Maximilian Heigermoser and Thomas Glauben

No 40e, IAMO Policy Briefs from Leibniz Institute of Agricultural Development in Transition Economies (IAMO)

Abstract: The Covid-19 pandemic poses unprecedented challenges to the global economy. While aggregated agricultural trade patterns remained largely unaffected by the pandemic, the World Bank still expects global poverty to rise for the first time in more than twenty years.

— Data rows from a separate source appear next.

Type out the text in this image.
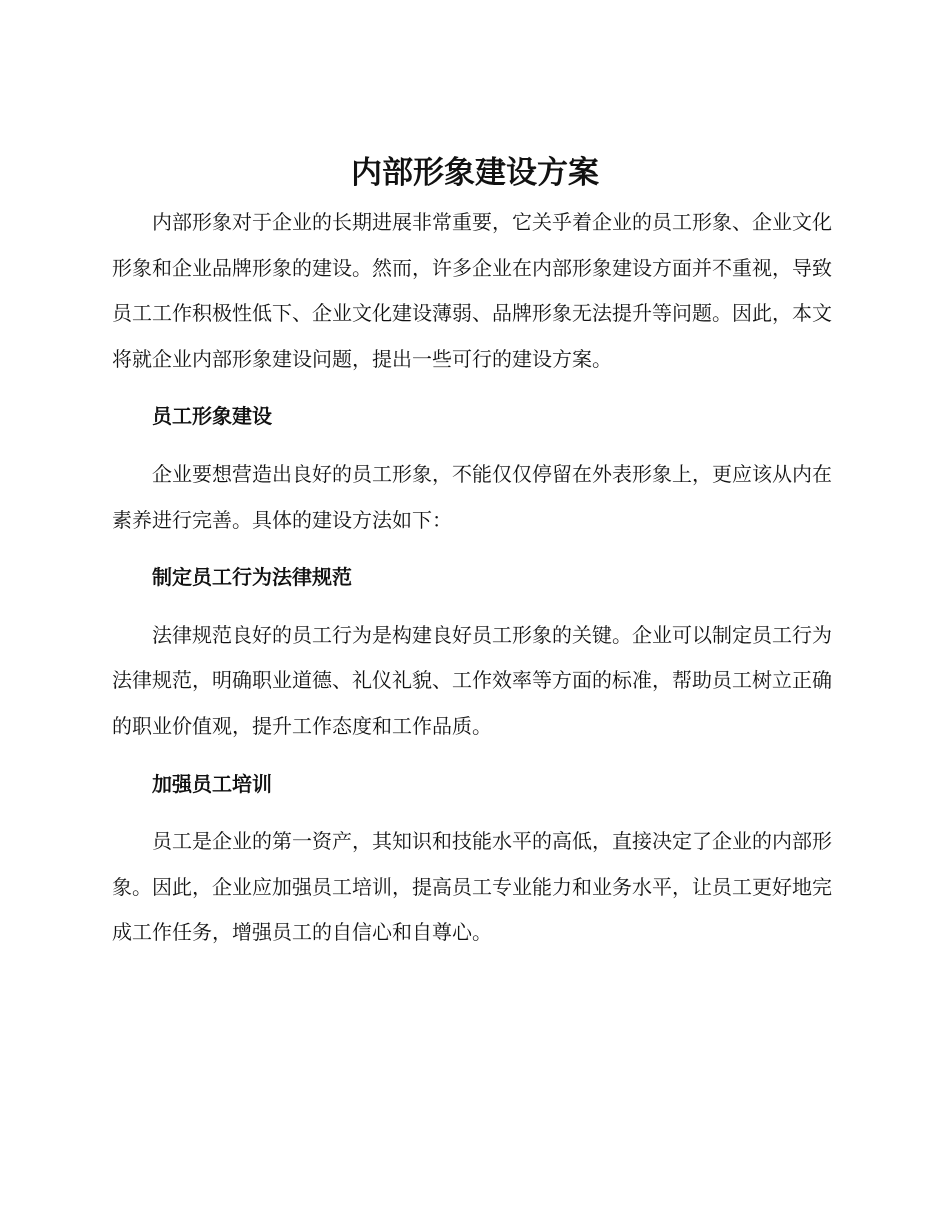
内部形象建设方案

内部形象对于企业的长期进展非常重要，它关乎着企业的员工形象、企业文化形象和企业品牌形象的建设。然而，许多企业在内部形象建设方面并不重视，导致员工工作积极性低下、企业文化建设薄弱、品牌形象无法提升等问题。因此，本文将就企业内部形象建设问题，提出一些可行的建设方案。

员工形象建设

企业要想营造出良好的员工形象，不能仅仅停留在外表形象上，更应该从内在素养进行完善。具体的建设方法如下：

制定员工行为法律规范

法律规范良好的员工行为是构建良好员工形象的关键。企业可以制定员工行为法律规范，明确职业道德、礼仪礼貌、工作效率等方面的标准，帮助员工树立正确的职业价值观，提升工作态度和工作品质。

加强员工培训

员工是企业的第一资产，其知识和技能水平的高低，直接决定了企业的内部形象。因此，企业应加强员工培训，提高员工专业能力和业务水平，让员工更好地完成工作任务，增强员工的自信心和自尊心。
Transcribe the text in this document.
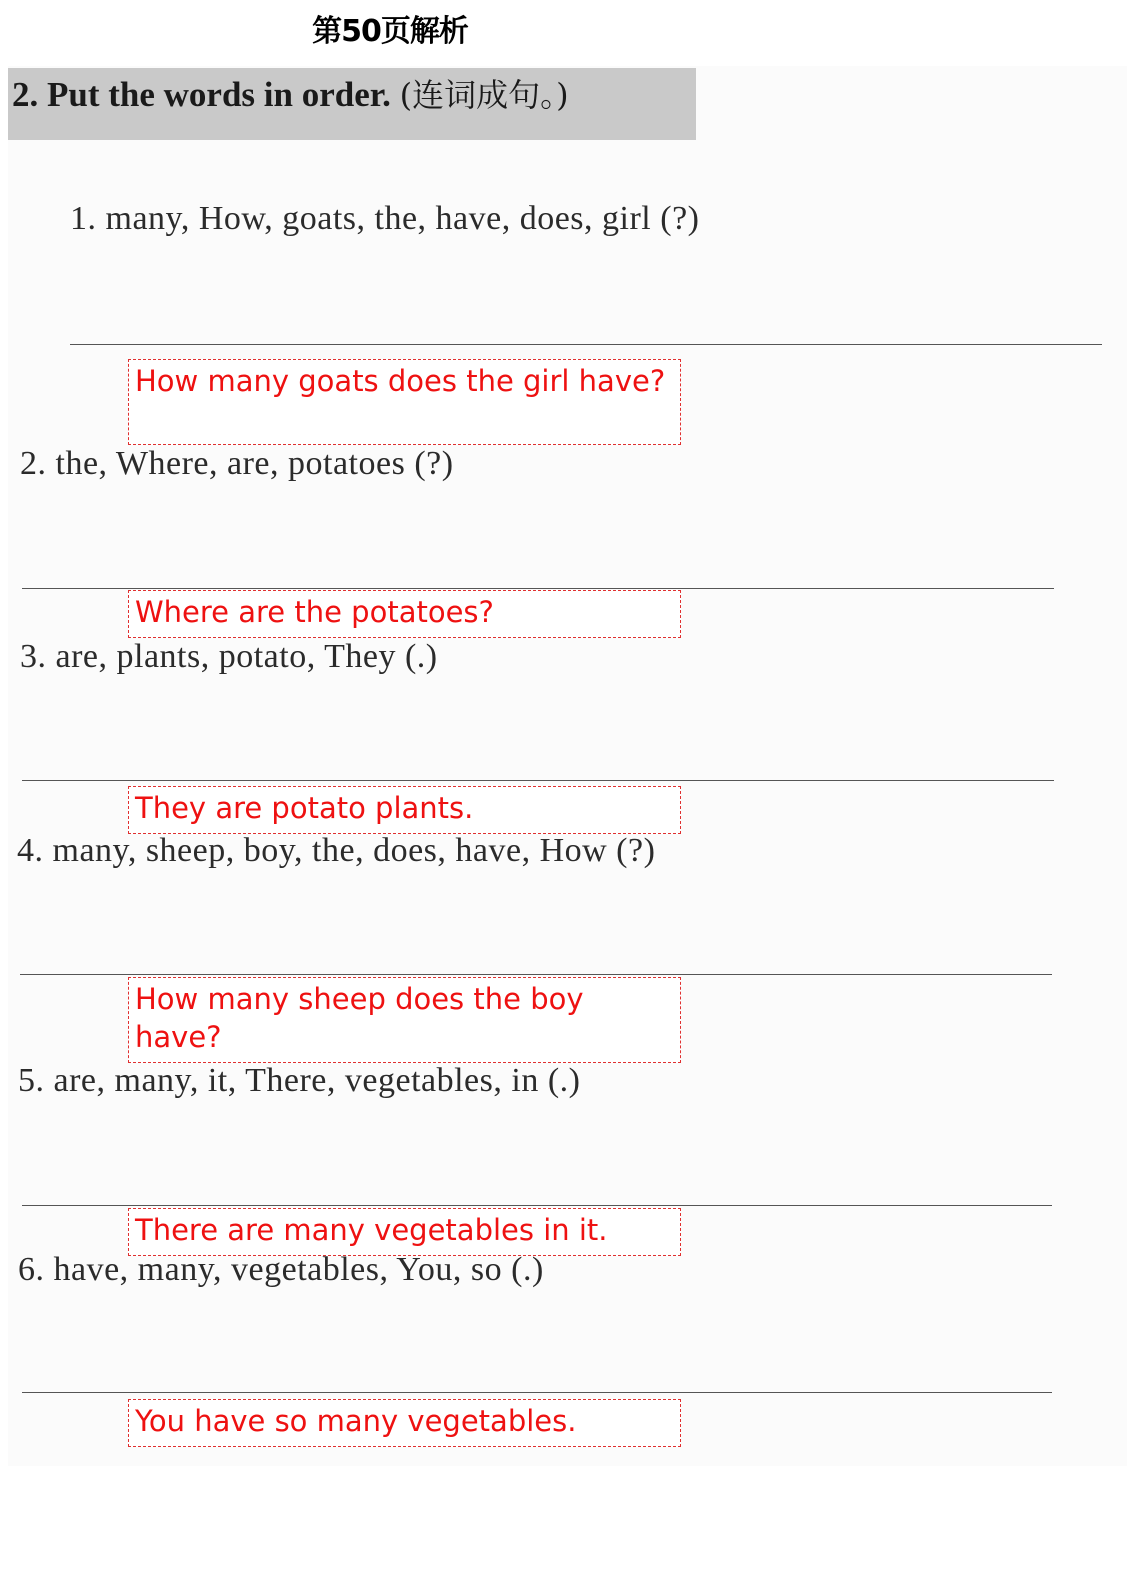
第50页解析
2. Put the words in order. (连词成句。)
1. many, How, goats, the, have, does, girl (?)
How many goats does the girl have?
2. the, Where, are, potatoes (?)
Where are the potatoes?
3. are, plants, potato, They (.)
They are potato plants.
4. many, sheep, boy, the, does, have, How (?)
How many sheep does the boy have?
5. are, many, it, There, vegetables, in (.)
There are many vegetables in it.
6. have, many, vegetables, You, so (.)
You have so many vegetables.
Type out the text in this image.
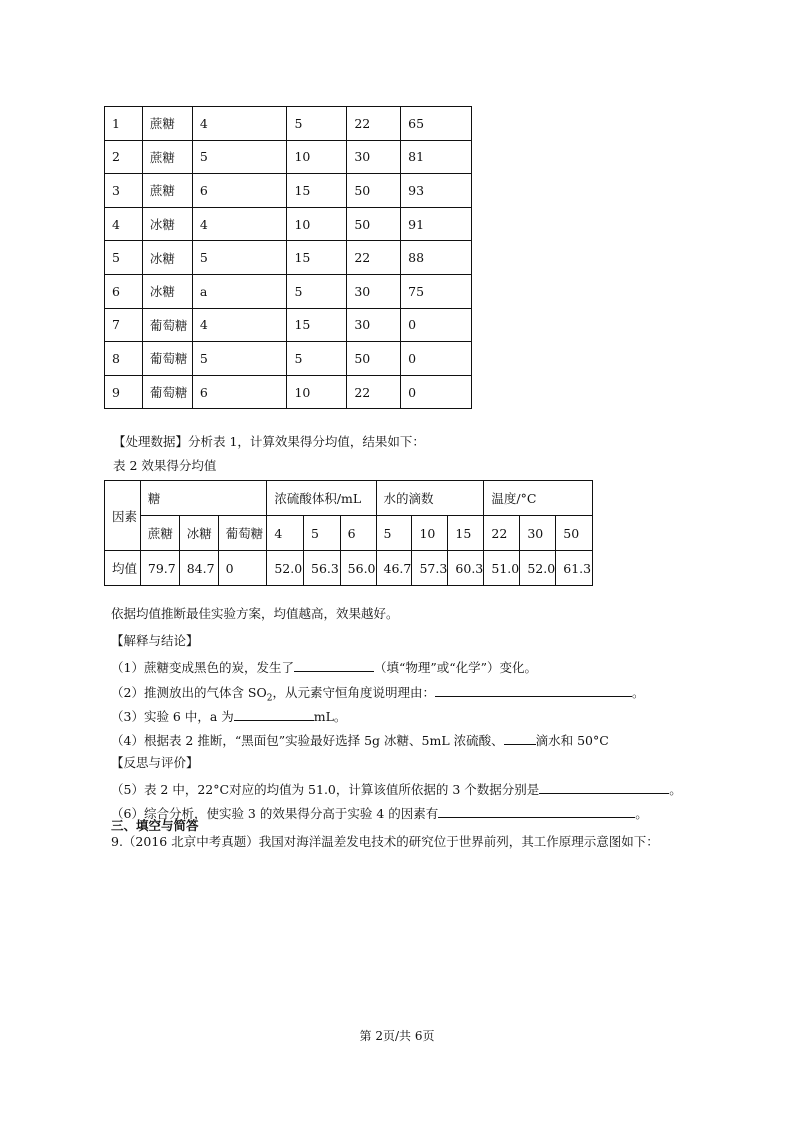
1	蔗糖	4	5	22	65
2	蔗糖	5	10	30	81
3	蔗糖	6	15	50	93
4	冰糖	4	10	50	91
5	冰糖	5	15	22	88
6	冰糖	a	5	30	75
7	葡萄糖	4	15	30	0
8	葡萄糖	5	5	50	0
9	葡萄糖	6	10	22	0
【处理数据】分析表 1，计算效果得分均值，结果如下：
表 2 效果得分均值
因素	糖			浓硫酸体积/mL			水的滴数			温度/°C		
	蔗糖	冰糖	葡萄糖	4	5	6	5	10	15	22	30	50
均值	79.7	84.7	0	52.0	56.3	56.0	46.7	57.3	60.3	51.0	52.0	61.3
依据均值推断最佳实验方案，均值越高，效果越好。
【解释与结论】
（1）蔗糖变成黑色的炭，发生了	（填“物理”或“化学”）变化。
（2）推测放出的气体含 $SO_2$，从元素守恒角度说明理由：	。
（3）实验 6 中，a 为	mL。
（4）根据表 2 推断，“黑面包”实验最好选择 5g 冰糖、5mL 浓硫酸、	滴水和 50°C
【反思与评价】
（5）表 2 中，22°C对应的均值为 51.0，计算该值所依据的 3 个数据分别是	。
（6）综合分析，使实验 3 的效果得分高于实验 4 的因素有	。
三、填空与简答
9.（2016 北京中考真题）我国对海洋温差发电技术的研究位于世界前列，其工作原理示意图如下：
第 2页/共 6页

Since late 2020, several developments have the potential to further jeopardize global food security. Precisely, sea freight rates for bulk carriers, which are primarily used in international agricultural trade, have surged to an eleven-year high. However, despite the significant role that transportation costs play in international food trade, current research tends to overlook the impact they have on trade flows and food price formation. Further, the Food Price Index provided by the Food and Agriculture Organization of the United Nations (FAO) has increased for eleven straight months, reaching a seven-year high. These developments constitute increased risk to food security, particularly in poorer regions. Only strengthened international cooperation and unrestricted trade can safeguard global food security in the coming phase of globally uneven economic recovery. Calls for domestic self-sufficiency, proposals to transition to an over-bureaucratized, command-and-control EU-food system, as well as tightening economic sanctions and countersanctions between leading economic powers endanger food security, especially in import-dependent regions.